Non homologous end joining repairs double strand breaks rapidly but less precisely. Ku70 and Ku80 bind broken DNA ends, recruit DNA PKcs, process damaged termini, and ligate ends through XRCC4, XLF, and ligase IV. This pathway is active throughout the cell cycle and is essential in immune receptor diversification, especially during V(D)J recombination. However, it can introduce small insertions or deletions.
Translesion synthesis allows replication across damaged DNA. Specialized polymerases bypass lesions that would otherwise stall replication forks. These polymerases have flexible active sites but lower fidelity, making the pathway protective in the short term yet mutagenic if overused.
DNA damage response signaling coordinates repair with cell fate.
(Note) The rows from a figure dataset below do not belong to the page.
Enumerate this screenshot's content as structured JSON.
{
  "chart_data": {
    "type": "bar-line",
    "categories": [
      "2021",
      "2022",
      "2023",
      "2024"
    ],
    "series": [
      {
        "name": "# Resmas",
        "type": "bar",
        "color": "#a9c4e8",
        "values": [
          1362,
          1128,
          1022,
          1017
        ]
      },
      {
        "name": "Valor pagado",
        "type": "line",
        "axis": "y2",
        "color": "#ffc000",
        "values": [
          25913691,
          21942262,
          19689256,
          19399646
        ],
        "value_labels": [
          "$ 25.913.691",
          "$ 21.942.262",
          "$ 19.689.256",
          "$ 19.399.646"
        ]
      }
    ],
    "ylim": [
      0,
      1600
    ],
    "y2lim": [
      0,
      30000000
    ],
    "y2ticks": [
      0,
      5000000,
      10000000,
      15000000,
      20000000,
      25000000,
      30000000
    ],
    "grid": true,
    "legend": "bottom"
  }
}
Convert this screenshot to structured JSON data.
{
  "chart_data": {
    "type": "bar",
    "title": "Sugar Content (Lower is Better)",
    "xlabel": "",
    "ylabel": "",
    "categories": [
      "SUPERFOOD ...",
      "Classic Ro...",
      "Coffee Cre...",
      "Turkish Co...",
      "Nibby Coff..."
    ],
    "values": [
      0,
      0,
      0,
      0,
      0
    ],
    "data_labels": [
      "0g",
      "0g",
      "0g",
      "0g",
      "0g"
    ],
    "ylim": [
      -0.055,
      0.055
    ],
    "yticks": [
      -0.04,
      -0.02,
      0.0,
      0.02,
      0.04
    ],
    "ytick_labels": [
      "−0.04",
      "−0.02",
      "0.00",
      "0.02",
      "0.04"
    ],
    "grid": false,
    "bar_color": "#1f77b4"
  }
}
ATM, ATR, DNA PK, CHK1, CHK2, p53, gamma H2AX, PARP1, and ubiquitin signaling networks detect lesions, pause the cell cycle, recruit repair complexes, remodel chromatin, and determine whether the cell repairs, senesces, or undergoes apoptosis.
At the highest biological level, DNA repair is not merely damage correction. It is an integrated decision system balancing survival, mutation tolerance, replication continuity, epigenomic organization, cancer suppression, immune diversity, and evolutionary adaptability.